How US Law Requires Even Greater Restrictions on GM Foods than the Europeans Have Dared to Implement
Steven M. Druker, J.D
Alliance for Bio-Integrity
Copyright © 2004
This article was published in the Comment section of The Financial Times on May 18, 2004 with the headline: “America’s hypocrisy over modified produce”.
(It is in UK spelling format.)
Tomorrow, the European Commission plans to end a de facto moratorium on the approval of new genetically modified foods that has endured for six years. One significant motivation for this action is concern about the lawsuit the US has filed at the World Trade Organization against the European Union’s restrictions on these products. However, despite this major attempt at appeasement, the Bush Administration has indicated it intends to vigorously press ahead with its suit. Such persistence has surprised many Europeans.
But what should be even more surprising is the degree to which this suit is cloaked in hypocrisy and driven by deception. It’s based on the pretense that the precautionary principle – which prescribes the course of caution when the evidence is inconclusive – cannot be legitimately applied to GM food and that the US is free to resist it. In reality, US law mandates a much stricter application of the principle than does EU law; and the Bush administration is trying to quash EU regulations that are looser than those it is legally required to implement itself – but has assiduously avoided.
The US requirement to uphold the precautionary principle is neither new nor nuanced. It’s unambiguous and has been on the books since 1958, when Congress enacted an amendment to the Food, Drug and Cosmetic Act requiring that any new additive to food be presumed unsafe until its safety has been demonstrated through scientific procedures. An official Senate report described its firm intent: “While Congress did not want to unnecessarily stifle technological advances, it nevertheless intended that additives created through new technologies be proven safe before they go to market.” Although the term “precautionary principle” had not yet been coined, this statute clearly instituted a precautionary approach. In fact, US law mandates the strictest degree of precaution found in any food laws and demands demonstration of “a reasonable certainty” of no harm.
The US statute clearly places the burden of proof on the manufacturer and requires that foods containing new additives be presumed unsafe until proven safe. But in the case of GM foods, the US has turned the law on its head and insists they must be presumed safe until proven not to be. Therefore, astounding as it seems, for years the US has been bullying the EU to abandon a principle that forms the cornerstone of its own food safety law – and the Europeans do not even seem to be aware of how illegitimate and ludicrous the American position is. Nor, it appears, does Mr. Bush. Based on statements by government officials, the New York Times reported last year: “The Bush Administration believes the precautionary principle is an unjustified constraint on business and does not even recognize the existence of the doctrine.”

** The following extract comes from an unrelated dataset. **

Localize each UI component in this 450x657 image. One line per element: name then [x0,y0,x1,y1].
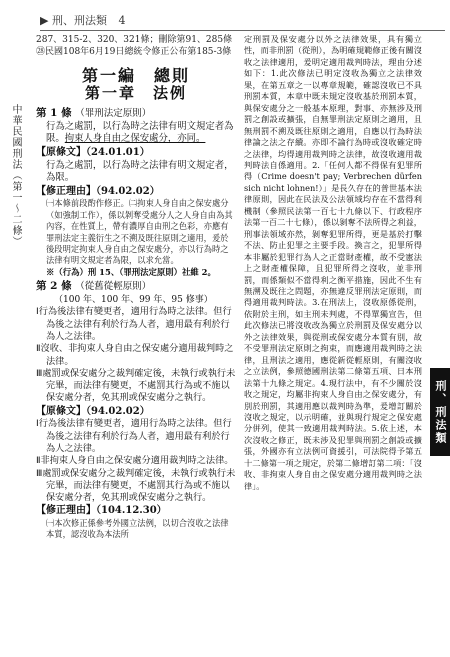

The White House’s ignorance has been abetted by officials at the Food and Drug Administration (FDA), who themselves know the law but are apparently intent on keeping others confused about it – presumably in furtherance of their admitted agenda “to foster” biotechnology. They have also endeavoured to cover up the warnings of their own scientific experts about the unique risks of GM foods. This was revealed when my organization brought a lawsuit against the FDA that forced it to divulge its files, which clearly show FDA’s scientists repeatedly cautioned that genetic engineering could disrupt the organism in unpredictable ways and induce production of unintended harmful substances that are difficult to detect. The pervasiveness of concern within the FDA’s scientific staff is attested by an internal memorandum in which an official reported: “The processes of genetic engineering and traditional breeding are different, and according to the technical experts in the agency, they lead to different risks.”
Because of the potential for unexpected harmful effects, the FDA experts stated that every GM food should undergo rigorous testing to screen for them. Further, FDA’s Biotechnology Coordinator acknowledged there is not a consensus about safety among experts outside the FDA either. Moreover, although US law mandates that foods containing new additives (such as GM foods) be proven safe, FDA files confirm that such evidence is sorely lacking; and eminent experts have issued declarations that no GM food has been demonstrated safe.
By emphasizing these facts, the EU could highlight the US’s hypocrisy and blunt the force of its lawsuit. Rather than withering under the US demand for proof that GM foods are harmful, EU officials should turn the tables and demand that the US honour its own laws by proving they are safe.
Steven M. Druker is a US public interest attorney who directs the Alliance for Bio-Integrity.